Mentre in tutte le altre classi di età la mortalità continua a diminuire (come negli altri Paesi ricchi), fra i bianchi statunitensi si osserva quindi questa flessione che era sfuggita ai più, che nel periodo esaminato ammonta a circa mezzo milioni di morti anticipate (confrontabile con l’epidemia di AIDS nello stesso periodo), e che si accompagna con un declino nella percezione dello stato di salute (anche mentale), nelle abilità fisiche e in un aumentato tasso di morbilità ed esperienza di sintomi dolorosi. Segni, secondo Deaton, di una acuta condizione di stress probabilmente provocata anche dalla crisi economica. Nell’articolo che segue presentiamo un ritratto intellettuale del grande economista e della rilevanza del suo contributo teorico (ndr.)

Angus Deaton (nato a Edimburgo nel 1945), economista della Università di Princeton,  è il vincitore del Premio Nobel per l’economia 2015. La Reale Accademia motiva il riconoscimento con i suoi studi su consumo, povertà e benessere. Per disegnare politiche di promozione del benessere e di riduzione della povertà è necessario anzitutto spiegare le scelte di consumo. Più di ogni altro studioso Angus Deaton ha contribuito, nel giudizio degli accademici svedesi, a dare strumenti concreti per l’economista e lo scienziato sociale al fine di comprendere le scelte individuali e collettive e i fattori che determinano le situazioni di benessere e di povertà.
Trentacinque anni fa, quando ancora egli  insegnava in Inghilterra, in un lavoro con John Muellbauer del  Birbeck College di Londra, Deaton propose uno schema d’indagine in materia che doveva diventare famoso come AIDS, Almost Ideal  Demand System. Vi è un preciso momento in cui questo avviene con  un articolo pubblicato proprio  con quel titolo sulla massima rivista scientifica in economia  la American Economic Review. Era il  giugno 1980. AIDS e i suoi sviluppi  hanno fornito lo strumento teorico idoneo, uno strumento al tempo stesso disegnato per la applicazione empirica, alla stima della domanda dei beni e dei servizi. L’analisi doveva poi confluire in un loro  volume,  Economics and  Consumption  Behaviour, apparso nello stesso anno.
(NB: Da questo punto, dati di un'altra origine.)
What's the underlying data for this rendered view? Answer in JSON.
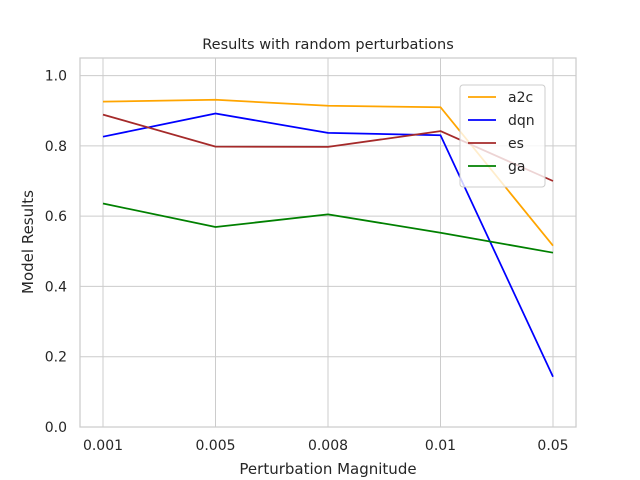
{
  "chart_data": {
    "type": "line",
    "title": "Results with random perturbations",
    "xlabel": "Perturbation Magnitude",
    "ylabel": "Model Results",
    "categories": [
      "0.001",
      "0.005",
      "0.008",
      "0.01",
      "0.05"
    ],
    "ylim": [
      0,
      1.05
    ],
    "yticks": [
      "0.0",
      "0.2",
      "0.4",
      "0.6",
      "0.8",
      "1.0"
    ],
    "grid": true,
    "legend_position": "top-right",
    "series": [
      {
        "name": "a2c",
        "color": "#ffa500",
        "values": [
          0.926,
          0.931,
          0.914,
          0.91,
          0.516
        ]
      },
      {
        "name": "dqn",
        "color": "#0000ff",
        "values": [
          0.826,
          0.892,
          0.837,
          0.83,
          0.143
        ]
      },
      {
        "name": "es",
        "color": "#a52a2a",
        "values": [
          0.889,
          0.798,
          0.797,
          0.842,
          0.7
        ]
      },
      {
        "name": "ga",
        "color": "#008000",
        "values": [
          0.636,
          0.569,
          0.605,
          0.553,
          0.496
        ]
      }
    ]
  }
}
Deaton e Muellbauer dichiaravano di collocarsi nella scia di uno dei più grandi economisti applicati di tutti i tempi, Richard Stone, egli stesso premio Nobel  per l’economia nel 1984.  Stone, nato a Londra,  fu  l’ideatore e realizzatore del System of National Accounts  adottato  dall’ONU alla fine della guerra, il sistema che  ha fornito la base  empirica  di tutta la macroeconomia sviluppatasi  poi nel dopoguerra.  Egli era stato designato da Keynes a dirigere il Department of Applied Economics,  creato  dallo stesso  Keynes nella Facoltà di economia di Cambridge e ivi aveva inventato il  Project for Growth all’interno del quale nacque il celebre modello dinamico multisettoriale dell’economia britannica, una delle massime realizzazioni  dell’economia applicata contemporanea, al quale lavorarono molti economisti tra i quali  lo stesso Deaton.

Dai consumi al risparmio

Dalla analisi della domanda e delle scelte di  consumo in particolare, l’attività scientifica di Deaton si è  sviluppata in diverse direzioni. In particolare due sviluppi sono importanti.  Da una prima prospettiva l’analisi dei consumi apre la strada allo studio del risparmio.  Qui la teoria economica contemporanea ha avuto molto da dire distaccandosi dalla concezione neoclassica secondo la quale il risparmio viene fatto per lo più dipendere dal saggio d’interesse.  Soprattutto con Keynes consumo e risparmio vengono collegati con il reddito.  Mentre Keynes pensava la relazione soprattutto rispetto al reddito corrente, altri economisti hanno soprattutto studiato il risparmio in rapporto con la distribuzione del reddito da un lato,  oppure come frutto delle scelte intertemporali ossia della allocazione intertemporale delle risorse acquisite ossia del  reddito. Nicholas Kaldor e Luigi Pasinetti,  tra i keynesiani,  lavorarono  più sulla distribuzione del reddito, mentre un altro economista italiano (trapiantato a Cambridge, Mass.), Franco Modigliani  (Nobel 1985) aveva lavorato piuttosto sulla cosiddetta teoria del “ciclo di  vita”, cioè sul fatto che il consumo dipende bensì dal reddito, ma questa dipendenza è fortemente influenzata dalla fase della vita di un soggetto.  Un giovane, per esempio, avrà motivo di risparmiare  più di un anziano in percentuale sul reddito disponibile.  Deaton è stato  in grado di mostrare che la relazione risparmio-reddito  è in realtà molto più complessa e in particolare che questa analisi non può essere svolta senza tenere conto di variabili istituzionali ed extra-economiche che riguardano il funzionamento dei  mercati finanziari, le istituzioni e le abitudini in tema di previdenza e simili. In definitiva non è sempre realistico pensare, come faceva  la gran parte dei macroeconomisti incluso Modigliani e altri, che il risparmio ha un andamento temporale meno accidentato di quello del reddito, immaginando che gli agenti abbiano in generale preferenza  per  flussi di risparmio stabili  o comunque più stabili dei flussi di reddito.

L’economia della felicità

In secondo luogo, la attività scientifica di  Angus Deaton ha  interessato il campo del benessere, della diseguaglianza e della felicità. Anche qui  Deaton ha dettato messaggi importanti per esempio circa la relazioni tra analisi macro e analisi micro in economia.  L’uso di modelli con agente rappresentativo  viene criticato, giacché solo in condizioni eccezionali il comportamento aggregato potrà coincidere con il comportamento individuale o col comportamento di individui fittizi posti a rappresentare la totalità di un insieme di agenti.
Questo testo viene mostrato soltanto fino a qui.